Nel maggio 1961 Piero Manzoni riempie 90 scatolette di latta con le sue feci. L’artista dichiara che in ciascuna di esse si trovano 30 grammi della propria sostanza fecale. Le espone al pubblico il 12 agosto, nella galleria di Albissola, ridente cittadina della Liguria, e rimane scioccato della sua impresa. Le scatolette, che sono uguali a quelle in cui, negli anni ’60, in Italia si incominciava a trovare la carne conservata, sono numerate da 1 a 90. La loro etichetta presenta la scritta “Merda d’artista. Contenuto netto gr 30. Conservata al naturale. Prodotta ed inscatolata nel maggio 1961” in italiano, inglese, francese e tedesco e sopra si può trovare la firma di Piero Manzoni.
C’è soltanto una domanda da porsi: perché?
L’autore lombardo, con la sua opera, ha voluto denunciare i meccanismi del sistema dell’arte contemporanea. A suo parere un’opera può essere banale, scadente ma se è firmata dall’artista e l’originalità è garantita, allora ecco che anche una scatoletta di feci diviene un capolavoro. Il “caccautore”, come viene nominato, ha proposto anche di vendere il frutto della sua arte come se in ogni scatoletta ci fossero 30 grammi d’oro. E così è successo. Nel 2007, in una delle sale della casa d’aste di Sotheby’s a Milano, un collezionista privato si è aggiudicato la scatoletta n°18 per 124 mila euro; nel 2016, a “Il Ponte” a Milano, la scatoletta n° 69 è stata venduta alla modica somma di 275 mila euro.
Ma nelle scatolette c’è davvero ciò che c’è scritto ci sia?

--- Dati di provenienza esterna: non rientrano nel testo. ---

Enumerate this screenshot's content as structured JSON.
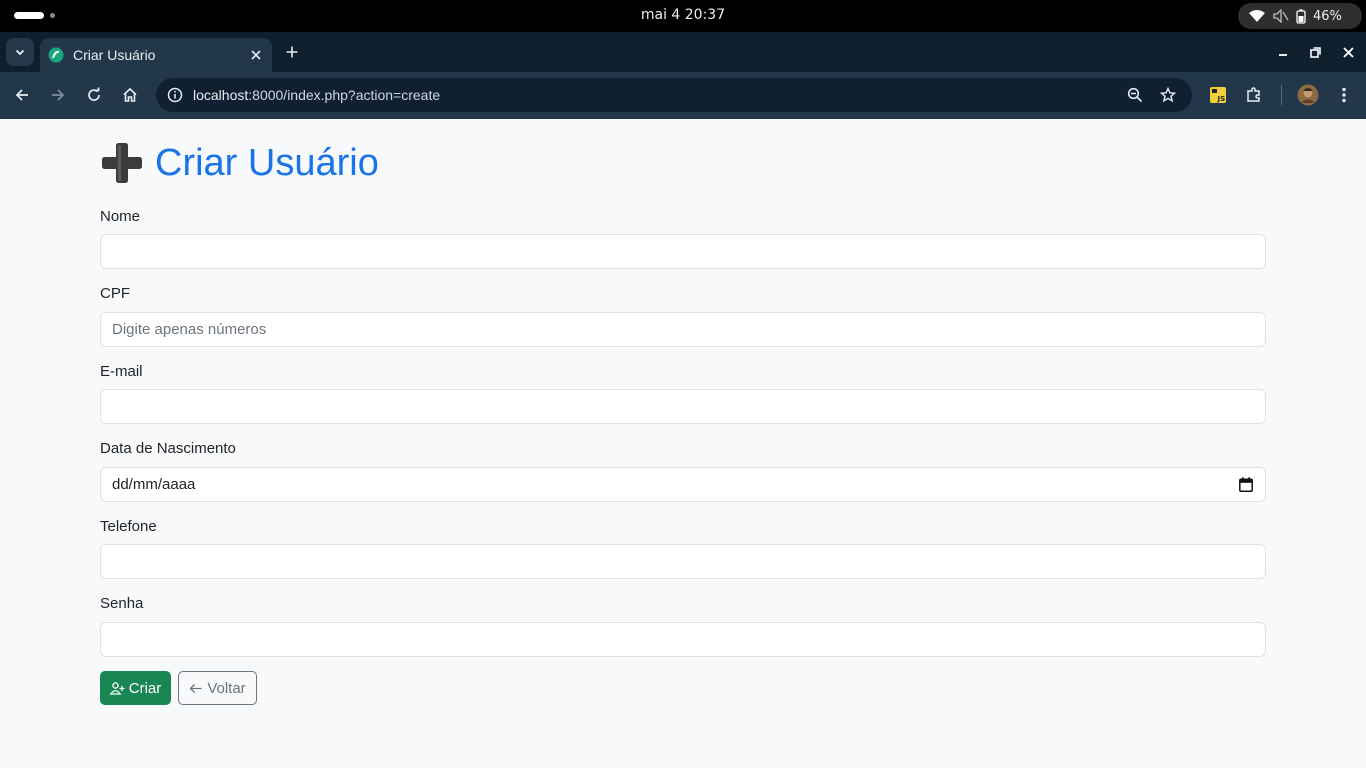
{
  "os": {
    "clock": "mai 4  20:37",
    "battery": "46%"
  },
  "browser": {
    "tab_title": "Criar Usuário",
    "url_host": "localhost",
    "url_rest": ":8000/index.php?action=create"
  },
  "page": {
    "title": "Criar Usuário",
    "fields": {
      "nome_label": "Nome",
      "cpf_label": "CPF",
      "cpf_placeholder": "Digite apenas números",
      "email_label": "E-mail",
      "nascimento_label": "Data de Nascimento",
      "nascimento_value": "dd/mm/aaaa",
      "telefone_label": "Telefone",
      "senha_label": "Senha"
    },
    "buttons": {
      "create_label": "Criar",
      "back_label": "Voltar"
    }
  },
  "colors": {
    "title": "#1a73e8",
    "create_button": "#198754",
    "back_button": "#6c757d",
    "page_background": "#f8f9fa"
  }
}
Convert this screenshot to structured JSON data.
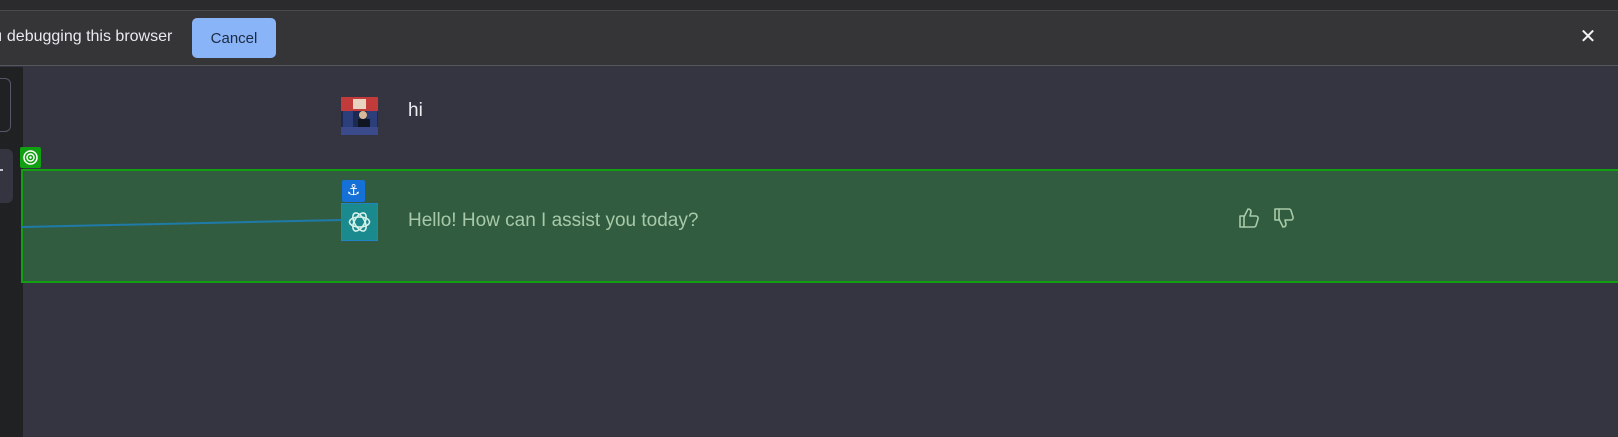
{
  "debug_bar": {
    "message": "ı debugging this browser",
    "cancel_label": "Cancel",
    "close_label": "✕"
  },
  "chat": {
    "user_message": "hi",
    "assistant_message": "Hello! How can I assist you today?"
  },
  "overlay": {
    "anchor_glyph": "⚓"
  },
  "icons": {
    "close": "close-icon",
    "target": "target-icon",
    "anchor": "anchor-icon",
    "thumbs_up": "thumbs-up-icon",
    "thumbs_down": "thumbs-down-icon",
    "openai_logo": "openai-logo-icon"
  },
  "colors": {
    "debug_bar_bg": "#353538",
    "cancel_button": "#8ab4f8",
    "chat_bg": "#343541",
    "sidebar_bg": "#202123",
    "highlight_fill": "#315c40",
    "highlight_border": "#12a012",
    "anchor_badge": "#1570d8",
    "connector_line": "#1f7aa8"
  }
}
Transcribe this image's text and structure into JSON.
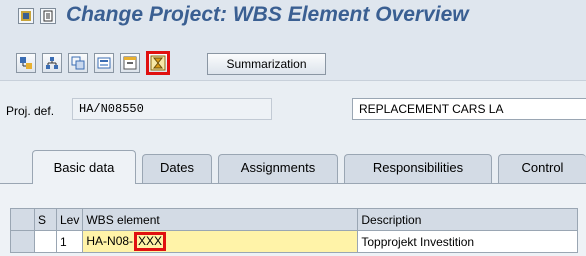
{
  "window": {
    "title": "Change Project: WBS Element Overview"
  },
  "toolbar": {
    "summarization_label": "Summarization"
  },
  "header": {
    "proj_def_label": "Proj. def.",
    "proj_def_value": "HA/N08550",
    "proj_def_description": "REPLACEMENT CARS LA"
  },
  "tabs": [
    {
      "label": "Basic data",
      "active": true
    },
    {
      "label": "Dates",
      "active": false
    },
    {
      "label": "Assignments",
      "active": false
    },
    {
      "label": "Responsibilities",
      "active": false
    },
    {
      "label": "Control",
      "active": false
    }
  ],
  "grid": {
    "columns": {
      "s": "S",
      "lev": "Lev",
      "wbs": "WBS element",
      "desc": "Description"
    },
    "rows": [
      {
        "lev": "1",
        "wbs_prefix": "HA-N08-",
        "wbs_highlight": "XXX",
        "desc": "Topprojekt Investition"
      }
    ]
  },
  "colors": {
    "title": "#3a5f92",
    "highlight_border": "#e01010",
    "wbs_cell": "#fff3a8"
  }
}
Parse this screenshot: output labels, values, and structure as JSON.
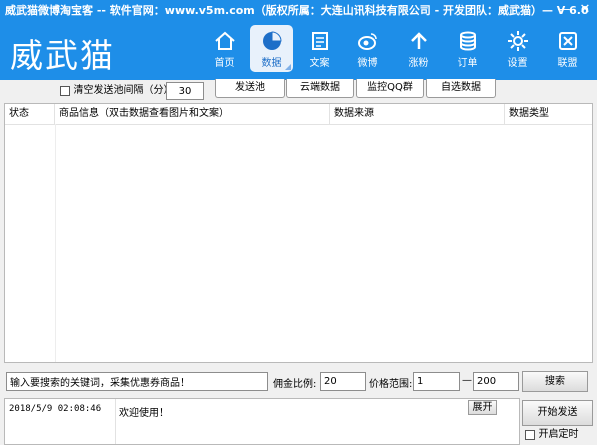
{
  "window": {
    "title": "威武猫微博淘宝客 -- 软件官网：www.v5m.com（版权所属：大连山讯科技有限公司 - 开发团队：威武猫）— V 6.0",
    "minimize": "—",
    "close": "✕"
  },
  "header": {
    "logo": "威武猫",
    "nav": [
      {
        "label": "首页",
        "icon": "home-icon"
      },
      {
        "label": "数据",
        "icon": "pie-chart-icon"
      },
      {
        "label": "文案",
        "icon": "document-icon"
      },
      {
        "label": "微博",
        "icon": "weibo-icon"
      },
      {
        "label": "涨粉",
        "icon": "arrow-up-icon"
      },
      {
        "label": "订单",
        "icon": "coin-stack-icon"
      },
      {
        "label": "设置",
        "icon": "gear-icon"
      },
      {
        "label": "联盟",
        "icon": "alliance-icon"
      }
    ]
  },
  "controls": {
    "clear_label": "清空发送池间隔（分）",
    "interval_value": "30"
  },
  "tabs": [
    "发送池",
    "云端数据",
    "监控QQ群",
    "自选数据"
  ],
  "table": {
    "columns": [
      "状态",
      "商品信息（双击数据查看图片和文案）",
      "数据来源",
      "数据类型"
    ]
  },
  "search": {
    "keyword_value": "输入要搜索的关键词，采集优惠券商品！",
    "commission_label": "佣金比例:",
    "commission_value": "20",
    "price_label": "价格范围:",
    "price_min": "1",
    "dash": "—",
    "price_max": "200",
    "search_button": "搜索"
  },
  "log": {
    "timestamp": "2018/5/9 02:08:46",
    "message": "欢迎使用！",
    "expand_button": "展开"
  },
  "actions": {
    "start_send": "开始发送",
    "start_timer": "开启定时"
  },
  "colors": {
    "brand_blue": "#1e8ee8",
    "active_tab_bg": "#e8f1fb"
  }
}
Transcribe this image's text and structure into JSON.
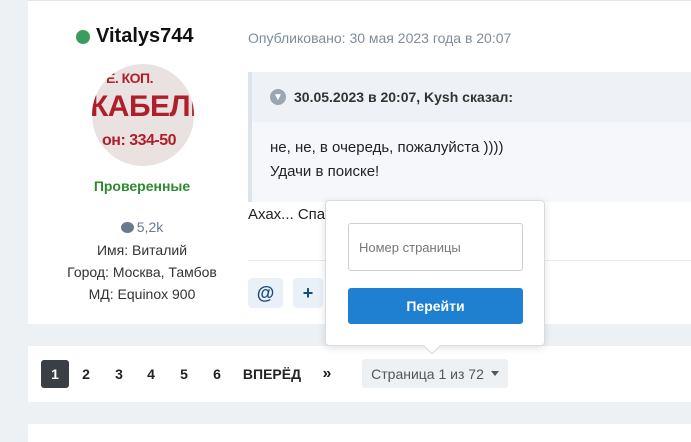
{
  "author": {
    "name": "Vitalys744",
    "status_color": "#3b9c5f",
    "avatar_lines": [
      "Е. КОП.",
      "КАБЕЛЬ",
      "он: 334-50"
    ],
    "group": "Проверенные",
    "posts_count": "5,2k",
    "info": [
      "Имя: Виталий",
      "Город: Москва, Тамбов",
      "МД: Equinox 900"
    ]
  },
  "post": {
    "published": "Опубликовано: 30 мая 2023 года в 20:07",
    "quote": {
      "header": "30.05.2023 в 20:07, Kysh сказал:",
      "lines": [
        "не, не, в очередь, пожалуйста ))))",
        "Удачи в поиске!"
      ]
    },
    "reply_text": "Ахах... Спа",
    "actions": [
      {
        "label": "@",
        "icon": "mention-icon"
      },
      {
        "label": "+",
        "icon": "plus-icon"
      }
    ]
  },
  "pagination": {
    "pages": [
      "1",
      "2",
      "3",
      "4",
      "5",
      "6"
    ],
    "current": "1",
    "next_label": "ВПЕРЁД",
    "last_label": "»",
    "page_indicator": "Страница 1 из 72"
  },
  "goto_popup": {
    "input_placeholder": "Номер страницы",
    "input_value": "",
    "button_label": "Перейти",
    "button_color": "#1f7fd1"
  }
}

Alla domanda ci sono varie fonti che rispondono. Secondo Agostino Bonalumi, amico di Piero Manzoni, si tratta di gesso; secondo altri, invece, Piero avrebbe acquistato delle scatolette di carne a lunga conservazione e sostituito le etichette con le sue. Succede anche nella società odierna che, se hai un prodotto di un marchio famoso, è automaticamente bello, talvolta migliore di una cosa identica ma meno acclamata. Bisogna andare oltre l’etichetta e valutare l’oggettività e la qualità del prodotto.